For those who want pizza but no dairy, here's an option
Philly tomato pie
No dairy? No problem. Photo: Willy Grant

I cannot eat dairy, but I feel like I’m missing out on pizza.  On occasion, I will make a Philly Tomato Pie.

PHILLY TOMATO PIE

For the dough

3 ½ cups of flour

2 tsp salt

1 tsp of rapid-rise yeast

2 ¼ Tbsp of olive oil

1 cup plus 6 Tbsp of water

 

2 Tbsp of olive oil

2 Tbsp of flour

 

For the sauce

2 Tbsp of olive oil

2 Tbsp of unsalted butter

3 to 4 cloves of grated garlic

1 Tbsp of dried oregano

1 tsp of red pepper flakes

1 can of tomatoes, 28 ounces, blitzed in the blender

1 tsp to 1 Tbsp of sugar, depending on acidity of tomatoes

2 shallots, diced

Salt and pepper to taste

 

Combine flour, salt and yeast in your mixer fitted with a dough hook.  Add in olive oil and water.  Knead dough on the lowest speed for 3 minutes.  Let dough rest for 10 minutes, then continue to knead dough on the lowest speed for 10 minutes.  Dough should be fully combined and elastic.  It should pull away from the side of the bowl, but stick to the bottom.  Remove dough hook, cover bowl tightly with plastic wrap and stick in your fridge for 24 hours.  Remove dough from fridge.  Grease baking sheet with 2 Tbsp of olive oil.  Take ball of dough and put onto a floured surface.  Shape into a flat rectangle (same shape as pan).  Coat the flat of dough with olive oil.  Cover with plastic wrap and let dough rise for two hours.  Punch down dough on sheet and stretch to spread to the corners of the pan.  Cover with plastic wrap and continue to let rise for one additional hour.
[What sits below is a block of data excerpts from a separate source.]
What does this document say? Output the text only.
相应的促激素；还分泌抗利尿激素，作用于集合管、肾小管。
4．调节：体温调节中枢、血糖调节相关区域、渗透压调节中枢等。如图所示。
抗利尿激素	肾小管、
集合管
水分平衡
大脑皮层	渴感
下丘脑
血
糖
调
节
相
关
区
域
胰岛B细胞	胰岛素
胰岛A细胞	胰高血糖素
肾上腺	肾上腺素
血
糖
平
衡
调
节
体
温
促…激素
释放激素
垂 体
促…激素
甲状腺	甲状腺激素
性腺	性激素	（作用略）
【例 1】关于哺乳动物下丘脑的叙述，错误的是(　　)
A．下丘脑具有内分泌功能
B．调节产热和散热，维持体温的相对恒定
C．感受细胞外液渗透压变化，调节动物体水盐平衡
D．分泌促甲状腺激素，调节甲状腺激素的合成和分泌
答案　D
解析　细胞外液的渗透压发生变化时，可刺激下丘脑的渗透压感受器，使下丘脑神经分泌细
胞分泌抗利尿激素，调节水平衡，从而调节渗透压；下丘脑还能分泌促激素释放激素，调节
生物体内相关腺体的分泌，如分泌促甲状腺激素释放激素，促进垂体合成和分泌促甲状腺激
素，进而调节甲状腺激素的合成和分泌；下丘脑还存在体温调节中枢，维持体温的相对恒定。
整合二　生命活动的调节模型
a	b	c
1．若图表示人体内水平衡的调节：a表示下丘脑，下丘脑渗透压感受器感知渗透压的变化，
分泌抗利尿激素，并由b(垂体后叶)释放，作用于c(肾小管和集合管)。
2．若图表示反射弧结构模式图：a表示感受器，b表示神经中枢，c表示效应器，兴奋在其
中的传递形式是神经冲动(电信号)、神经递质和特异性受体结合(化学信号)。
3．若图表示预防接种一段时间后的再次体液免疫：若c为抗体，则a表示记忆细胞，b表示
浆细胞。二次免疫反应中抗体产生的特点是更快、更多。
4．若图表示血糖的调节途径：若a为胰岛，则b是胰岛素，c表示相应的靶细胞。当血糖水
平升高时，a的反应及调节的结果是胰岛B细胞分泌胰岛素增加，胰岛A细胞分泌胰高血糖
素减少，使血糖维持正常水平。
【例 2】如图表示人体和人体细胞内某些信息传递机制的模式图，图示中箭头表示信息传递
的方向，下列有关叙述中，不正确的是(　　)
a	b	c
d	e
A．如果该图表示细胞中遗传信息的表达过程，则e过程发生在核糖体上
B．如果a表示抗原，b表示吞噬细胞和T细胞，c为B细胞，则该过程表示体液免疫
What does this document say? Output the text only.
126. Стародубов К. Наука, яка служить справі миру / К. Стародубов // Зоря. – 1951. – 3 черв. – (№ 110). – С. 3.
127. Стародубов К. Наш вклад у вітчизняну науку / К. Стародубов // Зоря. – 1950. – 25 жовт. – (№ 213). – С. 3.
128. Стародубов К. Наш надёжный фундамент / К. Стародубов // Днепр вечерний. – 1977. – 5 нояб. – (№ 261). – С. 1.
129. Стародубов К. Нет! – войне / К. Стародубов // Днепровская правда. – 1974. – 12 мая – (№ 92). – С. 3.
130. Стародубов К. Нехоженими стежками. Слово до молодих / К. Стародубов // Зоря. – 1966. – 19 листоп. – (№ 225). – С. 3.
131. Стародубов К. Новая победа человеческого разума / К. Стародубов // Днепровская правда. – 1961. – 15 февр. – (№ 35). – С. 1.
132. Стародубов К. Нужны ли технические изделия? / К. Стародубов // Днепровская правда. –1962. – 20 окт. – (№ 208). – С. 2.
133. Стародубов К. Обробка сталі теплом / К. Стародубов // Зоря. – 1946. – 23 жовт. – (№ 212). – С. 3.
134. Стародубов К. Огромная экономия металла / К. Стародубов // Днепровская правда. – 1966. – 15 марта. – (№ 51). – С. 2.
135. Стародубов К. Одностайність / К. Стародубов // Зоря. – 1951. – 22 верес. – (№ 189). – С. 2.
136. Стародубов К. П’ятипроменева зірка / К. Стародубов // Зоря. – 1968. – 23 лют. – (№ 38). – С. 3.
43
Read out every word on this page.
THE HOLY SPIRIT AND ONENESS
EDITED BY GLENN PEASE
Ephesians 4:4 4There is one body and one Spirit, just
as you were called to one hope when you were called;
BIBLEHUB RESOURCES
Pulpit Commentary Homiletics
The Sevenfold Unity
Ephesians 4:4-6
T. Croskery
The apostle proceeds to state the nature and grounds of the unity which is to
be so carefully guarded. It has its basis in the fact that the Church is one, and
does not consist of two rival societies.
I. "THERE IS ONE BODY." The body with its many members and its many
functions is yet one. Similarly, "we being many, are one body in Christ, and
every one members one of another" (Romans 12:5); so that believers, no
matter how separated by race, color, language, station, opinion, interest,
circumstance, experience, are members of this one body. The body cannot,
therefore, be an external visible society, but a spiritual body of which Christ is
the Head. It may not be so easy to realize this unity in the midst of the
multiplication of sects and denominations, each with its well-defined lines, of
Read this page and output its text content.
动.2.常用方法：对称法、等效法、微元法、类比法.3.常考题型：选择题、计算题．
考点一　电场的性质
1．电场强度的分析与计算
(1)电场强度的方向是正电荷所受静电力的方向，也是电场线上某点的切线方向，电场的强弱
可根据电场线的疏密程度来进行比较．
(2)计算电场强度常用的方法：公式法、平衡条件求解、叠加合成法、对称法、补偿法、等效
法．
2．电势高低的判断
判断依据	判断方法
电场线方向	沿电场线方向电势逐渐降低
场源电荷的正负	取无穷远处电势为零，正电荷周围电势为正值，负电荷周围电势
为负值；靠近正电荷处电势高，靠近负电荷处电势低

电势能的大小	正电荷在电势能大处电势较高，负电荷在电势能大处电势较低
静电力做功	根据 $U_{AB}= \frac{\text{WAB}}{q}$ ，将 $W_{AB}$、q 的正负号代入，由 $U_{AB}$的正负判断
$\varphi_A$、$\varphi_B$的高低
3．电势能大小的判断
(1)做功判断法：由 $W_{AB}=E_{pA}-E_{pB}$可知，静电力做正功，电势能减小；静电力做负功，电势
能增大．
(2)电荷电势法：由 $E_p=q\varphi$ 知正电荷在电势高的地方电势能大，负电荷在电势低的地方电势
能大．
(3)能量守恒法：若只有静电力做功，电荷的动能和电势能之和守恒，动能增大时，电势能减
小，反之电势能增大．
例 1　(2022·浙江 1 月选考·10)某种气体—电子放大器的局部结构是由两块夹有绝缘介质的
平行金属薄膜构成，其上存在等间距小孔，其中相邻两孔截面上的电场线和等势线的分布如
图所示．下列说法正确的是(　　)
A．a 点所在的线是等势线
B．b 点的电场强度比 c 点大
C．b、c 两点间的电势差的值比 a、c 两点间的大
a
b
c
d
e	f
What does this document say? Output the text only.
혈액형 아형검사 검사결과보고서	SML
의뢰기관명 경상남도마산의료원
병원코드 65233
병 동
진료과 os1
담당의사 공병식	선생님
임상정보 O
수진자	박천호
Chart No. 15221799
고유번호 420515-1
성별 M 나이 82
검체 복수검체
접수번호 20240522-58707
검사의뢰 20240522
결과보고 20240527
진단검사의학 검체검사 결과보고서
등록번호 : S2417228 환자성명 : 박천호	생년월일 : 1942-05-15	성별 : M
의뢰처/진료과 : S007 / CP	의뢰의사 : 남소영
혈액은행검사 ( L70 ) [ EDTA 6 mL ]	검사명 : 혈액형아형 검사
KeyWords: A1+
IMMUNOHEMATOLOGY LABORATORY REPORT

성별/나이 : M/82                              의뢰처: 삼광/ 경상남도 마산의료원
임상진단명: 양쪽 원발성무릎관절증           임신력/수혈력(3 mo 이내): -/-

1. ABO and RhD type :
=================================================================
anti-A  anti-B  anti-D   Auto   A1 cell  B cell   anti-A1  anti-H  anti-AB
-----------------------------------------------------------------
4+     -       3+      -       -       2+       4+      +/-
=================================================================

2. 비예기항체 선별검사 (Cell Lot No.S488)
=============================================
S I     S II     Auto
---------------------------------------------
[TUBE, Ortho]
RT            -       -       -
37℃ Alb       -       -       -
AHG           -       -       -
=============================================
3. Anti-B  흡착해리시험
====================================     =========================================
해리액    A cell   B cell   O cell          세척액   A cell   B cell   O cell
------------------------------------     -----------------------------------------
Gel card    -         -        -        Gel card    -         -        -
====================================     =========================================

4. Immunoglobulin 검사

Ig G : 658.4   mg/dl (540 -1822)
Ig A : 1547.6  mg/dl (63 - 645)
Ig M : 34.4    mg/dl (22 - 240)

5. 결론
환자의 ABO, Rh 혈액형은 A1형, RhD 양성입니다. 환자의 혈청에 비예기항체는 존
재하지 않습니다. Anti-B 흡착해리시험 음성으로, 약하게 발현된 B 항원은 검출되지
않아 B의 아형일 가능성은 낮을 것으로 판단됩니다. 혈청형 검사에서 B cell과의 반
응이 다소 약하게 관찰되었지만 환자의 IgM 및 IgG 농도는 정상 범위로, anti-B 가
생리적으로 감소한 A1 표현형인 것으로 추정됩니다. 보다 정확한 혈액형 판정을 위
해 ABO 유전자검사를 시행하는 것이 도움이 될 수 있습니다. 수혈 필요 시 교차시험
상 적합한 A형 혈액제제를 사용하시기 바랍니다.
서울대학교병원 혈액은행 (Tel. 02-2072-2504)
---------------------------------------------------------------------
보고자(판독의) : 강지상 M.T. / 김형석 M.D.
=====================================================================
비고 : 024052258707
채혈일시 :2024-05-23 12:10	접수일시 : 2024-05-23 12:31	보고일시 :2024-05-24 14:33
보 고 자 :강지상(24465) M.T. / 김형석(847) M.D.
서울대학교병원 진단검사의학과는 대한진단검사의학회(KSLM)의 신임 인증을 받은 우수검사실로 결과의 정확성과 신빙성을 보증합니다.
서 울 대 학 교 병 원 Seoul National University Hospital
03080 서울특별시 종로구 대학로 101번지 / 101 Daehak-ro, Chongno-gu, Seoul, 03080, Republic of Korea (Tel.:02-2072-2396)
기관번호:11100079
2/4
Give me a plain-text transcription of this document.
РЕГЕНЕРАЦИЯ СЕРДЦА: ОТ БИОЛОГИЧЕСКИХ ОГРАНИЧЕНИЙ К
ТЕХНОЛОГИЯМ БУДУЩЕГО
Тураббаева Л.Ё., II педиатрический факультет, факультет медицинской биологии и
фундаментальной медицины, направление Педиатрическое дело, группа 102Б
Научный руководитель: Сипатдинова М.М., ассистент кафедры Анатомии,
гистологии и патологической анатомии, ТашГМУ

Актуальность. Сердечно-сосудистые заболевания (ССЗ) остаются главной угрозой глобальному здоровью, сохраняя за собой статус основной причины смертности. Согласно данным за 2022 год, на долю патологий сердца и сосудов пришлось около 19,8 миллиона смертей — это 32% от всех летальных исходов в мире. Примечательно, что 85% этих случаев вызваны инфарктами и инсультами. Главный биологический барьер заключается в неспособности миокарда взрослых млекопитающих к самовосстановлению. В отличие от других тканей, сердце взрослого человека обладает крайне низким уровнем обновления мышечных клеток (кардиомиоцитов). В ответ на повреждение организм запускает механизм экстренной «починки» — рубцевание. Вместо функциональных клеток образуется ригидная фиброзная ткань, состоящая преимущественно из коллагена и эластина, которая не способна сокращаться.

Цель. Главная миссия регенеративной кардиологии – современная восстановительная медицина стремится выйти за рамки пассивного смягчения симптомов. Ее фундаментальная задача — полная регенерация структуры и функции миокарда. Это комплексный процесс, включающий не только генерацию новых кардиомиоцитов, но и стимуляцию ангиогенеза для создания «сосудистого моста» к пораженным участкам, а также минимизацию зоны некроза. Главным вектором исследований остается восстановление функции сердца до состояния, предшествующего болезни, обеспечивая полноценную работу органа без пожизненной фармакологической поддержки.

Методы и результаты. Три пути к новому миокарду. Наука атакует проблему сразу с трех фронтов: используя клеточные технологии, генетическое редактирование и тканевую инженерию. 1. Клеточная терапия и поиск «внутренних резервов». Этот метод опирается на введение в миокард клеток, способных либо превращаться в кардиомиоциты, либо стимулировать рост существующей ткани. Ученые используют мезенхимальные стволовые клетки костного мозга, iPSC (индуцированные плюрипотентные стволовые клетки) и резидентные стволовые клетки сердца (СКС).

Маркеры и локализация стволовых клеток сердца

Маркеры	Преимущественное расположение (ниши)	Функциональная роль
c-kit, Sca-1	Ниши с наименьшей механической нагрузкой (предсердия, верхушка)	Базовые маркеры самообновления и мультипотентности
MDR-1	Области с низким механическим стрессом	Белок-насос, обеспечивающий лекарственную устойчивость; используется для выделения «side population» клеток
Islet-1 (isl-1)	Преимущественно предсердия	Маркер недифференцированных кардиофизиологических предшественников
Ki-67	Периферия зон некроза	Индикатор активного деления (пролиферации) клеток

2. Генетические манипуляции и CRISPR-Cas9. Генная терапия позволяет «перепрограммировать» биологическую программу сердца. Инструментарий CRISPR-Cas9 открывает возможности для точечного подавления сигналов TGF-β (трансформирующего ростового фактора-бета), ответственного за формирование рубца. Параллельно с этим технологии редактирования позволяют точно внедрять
Once dough has risen, dock dough with your fingers and use your hands to create a ridge around edge of pan.

 

Make sauce while dough is resting in fridge over night. 

 

Heat olive oil in a medium sized sauce pan over medium-high heat.  Add butter.  Once butter has melted, add garlic, oregano and pepper flakes.  Stir for one minute and add shallots.  Add tomatoes and sugar.  Bring to a simmer, reduce heat and continue to cook for 40 to 50 minutes.  Stir occasionally.  Sauce should be thick.  Add salt and pepper to taste once sauce has reduced.  Put sauce in fridge and allow to cool while dough rises. 

 

Once dough is ready to go, spread sauce over dough to edge.  Bake at 450 F for 20 to 22 minutes.  Rotate your pan halfway through cooking.  Remove from oven when done, allow to cool before slicing.  Serve.